Posted by Shore Publishing on Aug 07 2008, 11:36 AM
By Marianne Sullivan, Source Senior Staff Writer:

 

    When the Board of Selectmen appointed the Ad Hoc Senior and Disabled Tax Relief Committee, it asked that the group to look specifically at the issue of tax freezes for seniors as well as other programs. At a recent board meeting, the news selectmen heard from John Brady, chair of the ad hoc group, was not bright.

    Brady met with the selectmen to provide an update on the ad hoc committee’s work, which is scheduled to conclude Sept. 30 with a report and specific recommendations. A recommendation for a tax freeze may not be among them.

    The town presently has tax relief programs for seniors, but not a tax freeze, which many seniors have been requesting. Neighboring Guilford has a freeze for seniors and has been used as an example of a program that works well.

    Brady told the selectmen, “You may have heard about the large problems they had recently in Guilford. This sort of proved that tax freezes become more and more expensive…and has influenced our thinking.”

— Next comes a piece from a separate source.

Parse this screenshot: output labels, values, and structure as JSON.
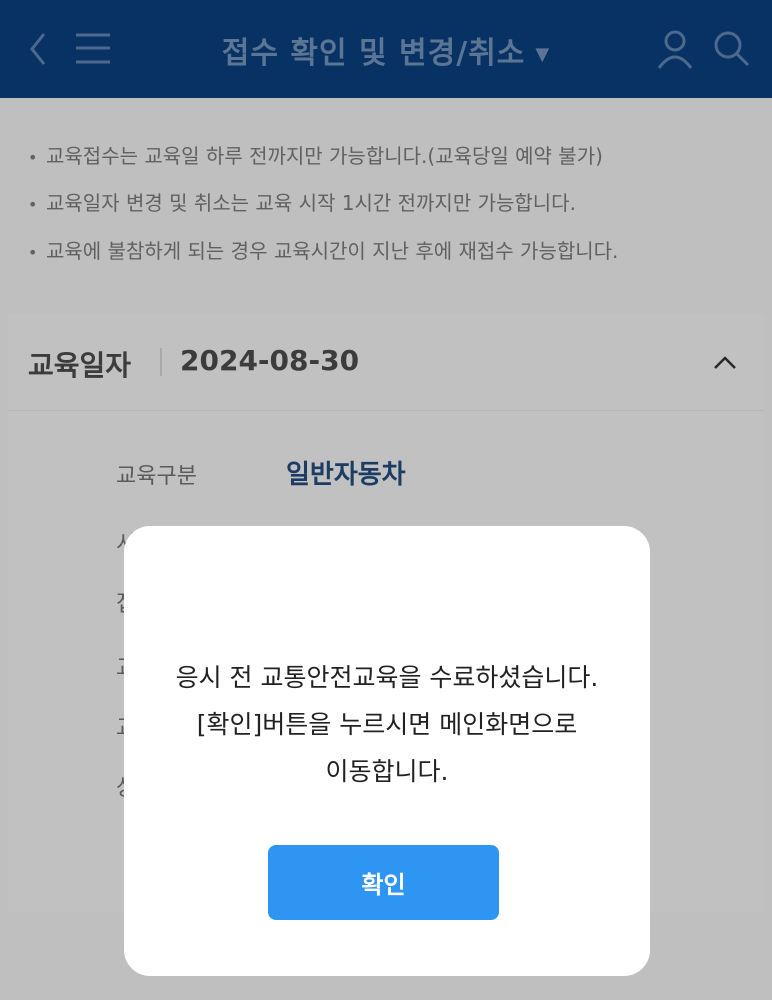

    Guilford had just completed a property revaluation. The funds it had set aside within its budget to cover costs of the senior tax freeze proved insufficient and additional funds had to be found to continue the program.

    “We have run several scenarios out for 20 years,” Brady explained. In these scenarios, the committee has considered a pure tax freeze, freezes within various age and income limits, and several partial freezes. The costs continue to increase as the projected number of baby boomers reach retirement.

    “On our committee, there is a consensus that a tax freeze is problematic, expensive, hard to plan out, unpredictable, and unfair,” Brady said. “Revaluations add more uncertainty to the issue. Perhaps we could make a partial freeze work, but that too has problems.”

 

 

A Senior’s Request

 

    At the same Board of Selectmen meeting, Marlene Beckman, a senior, contended the tax freeze discussion was centering around budget caps and limitations without considering the cost benefits of retaining seniors in town. Don’t look simply at costs, she said, but cost benefits.

    Using calculations she has presented to the ad hoc committee previously, Beckman said retaining seniors in their homes with a tax freeze is less expensive than educating two children in the school system. Educating two children for two years costs $49,248, she said. Freezing taxes on a home assessed at $400,000 costs the town $371 in the second year. “If you keep us in our home, the savings in the second year is $48,877. It is very clear that in the second year there would be no cost to Madison,” Beckman said.

    “Why is this cost benefit not being addressed by town officials? How can an informed decision be made about any topic without looking at the pro and con viewpoints? We have heard a one-sided cost-to-the-town argument and a warning to citizens that a tax freeze will create a ‘burden’ but it does not have to be that way,” she contended.

    Beckman was not alone. Another resident, Barbara Davis, said, “A cost benefit analysis is very necessary…The town needs to look at this type of comparison, particularly going forward.”